Nöbet
Nöbet saatlerine kuruyordum kendimi, alışmıştım. Koğuş nöbetçisi tarafından uyandırılmam gerekmiyordu. O gece gözlerimi açtığımda saat 02.35'i gösteriyordu. Kıştı, soğuktu. Yavaşça kalktım, giyindim. Kışın, yaz kadar kötü kokmuyordu koğuş.
-Herhangi bir değişiklik hissettiniz mi o gece koğuşta?
Hayır. Değişik bir şey yoktu. Normaldi, on üç aydır olduğu gibi.
- Devam edin.
Hazır olunca cephaneliğe indik nöbetçi çavuş ve ikinci nöbetçiyle.
- İsimlerini hatırlıyor musunuz?
Hayır, hatırlamıyorum.
- Devam edin lütfen.
Mermileri şarjöre yerleştirdik. Tüfeklerimizi aldık. Miğferlerimizi takıp yola koyulduk. Yüksek bir tepeydi nöbet yeri. Tümenin su ihtiyacının büyük bölümünü karşılayan, beş yüz tonluk su deposu, kritik bir noktaydı. Terör örgütünün en kanlı saldırılarını düzenlediği günler, depodaki suya katılacak çok az miktarda siyanür ya da benzeri bir karışım, tam anlamıyla bir katliam olurdu.

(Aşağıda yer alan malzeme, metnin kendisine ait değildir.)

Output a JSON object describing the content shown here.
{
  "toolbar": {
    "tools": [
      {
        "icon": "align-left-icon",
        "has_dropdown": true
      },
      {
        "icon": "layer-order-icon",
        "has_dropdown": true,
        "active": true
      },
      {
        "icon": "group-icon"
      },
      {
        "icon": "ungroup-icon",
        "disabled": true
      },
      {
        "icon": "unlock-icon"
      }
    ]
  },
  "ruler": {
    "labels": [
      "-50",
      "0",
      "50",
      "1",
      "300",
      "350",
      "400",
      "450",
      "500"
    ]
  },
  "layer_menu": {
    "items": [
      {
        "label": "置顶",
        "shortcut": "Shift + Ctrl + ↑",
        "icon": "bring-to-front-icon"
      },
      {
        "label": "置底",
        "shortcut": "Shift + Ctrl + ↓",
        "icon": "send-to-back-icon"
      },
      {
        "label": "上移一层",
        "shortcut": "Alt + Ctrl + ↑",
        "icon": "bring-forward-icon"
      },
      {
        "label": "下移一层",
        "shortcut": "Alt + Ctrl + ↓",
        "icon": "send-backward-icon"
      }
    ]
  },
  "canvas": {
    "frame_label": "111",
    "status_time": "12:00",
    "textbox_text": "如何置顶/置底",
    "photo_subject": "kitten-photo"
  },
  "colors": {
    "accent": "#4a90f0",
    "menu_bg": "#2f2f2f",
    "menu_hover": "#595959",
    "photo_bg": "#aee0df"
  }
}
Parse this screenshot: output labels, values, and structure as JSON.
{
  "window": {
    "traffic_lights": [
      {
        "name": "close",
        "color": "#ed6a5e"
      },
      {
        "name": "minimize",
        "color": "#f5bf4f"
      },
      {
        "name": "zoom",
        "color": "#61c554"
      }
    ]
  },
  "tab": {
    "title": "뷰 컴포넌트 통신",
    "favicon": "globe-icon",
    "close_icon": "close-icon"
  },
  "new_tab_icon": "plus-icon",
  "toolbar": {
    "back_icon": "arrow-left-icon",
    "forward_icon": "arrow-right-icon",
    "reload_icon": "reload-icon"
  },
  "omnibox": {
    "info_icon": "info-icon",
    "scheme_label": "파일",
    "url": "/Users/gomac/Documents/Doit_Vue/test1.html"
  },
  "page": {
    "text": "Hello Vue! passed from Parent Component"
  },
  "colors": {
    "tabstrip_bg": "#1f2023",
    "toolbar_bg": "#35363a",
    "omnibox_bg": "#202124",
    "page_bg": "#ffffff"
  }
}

Tepeye tırmandık. Nöbeti değiştik önceki askerlerle.
- Sordunuz mu onlara o gece olağanüstü bir şey olup olmadığını?
Sordum. Onların nöbetinde de sıra dışı bir şey olmamış.
- Devam.
Çavuş diğer nöbetçilerle gitti. O, ismini hatırlamadığım arkadaşla yalnız kaldık. Ayrıca bir de demirbaş nöbetçisi vardı deponun, Alman kurdu, erkek, üç yaşında.
- Onun ismini hatırlıyor musunuz?
Evet. Kurt'tu adı.
- Bağlı mıydı?
Hayır, değildi. Eğitimliydi. Depo nöbetçileri değişmezdi on beş ay boyunca. İkişer saatten, on iki devriye, yirmi dört kişi ve nöbetçi çavuşlar. Kurda, göreve başlamadan önce, hepsinin bir kez iç çamaşırları koklatılırdı. Tanımadığı kokuda biri yaklaşırsa yok ederdi.
- Böyle bir durum oldu mu?
Evet, oldu. Tümene yeni gelen genç bir subay, gece devriyesinde cipten inince, Kurt onu, kaşla göz arasında paramparça etti. Durduramadık.
- Ne oldu peki?
Öldü. İnmemesi gerekirdi araçtan.
- Sorgulandınız mı?
Evet. Mahkemeye verildik sonradan; neden ateş etmediğimiz sorgulandı. "O da askerdi ve görevini yapıyordu." dedik. Ceza almadık. Görev zayiatı olarak geçti tutanaklara.
- Devam edin.
Bir gözetleme kulübemiz vardı. Demirden yapıldığı için içi dışarıdan da soğuk olurdu. Birimiz içeride durur, diğerimiz depo etrafında turlardık.
- O gece içeri hanginiz girdiniz?
Arkadaşım. Ben dışarıdaydım.
- Sonra ne oldu?
Kurt yanıma geldi. Gözlerini yüzüme dikmiş, garip sesler çıkarıyordu. Etrafa baktım; ne bir iz, ne bir ses, her şey normaldi. Önemsemedim.
- Devam edin.
Turu tamamlayıp kulübeye döndüğümde, arkadaşımın uyuduğunu gördüm.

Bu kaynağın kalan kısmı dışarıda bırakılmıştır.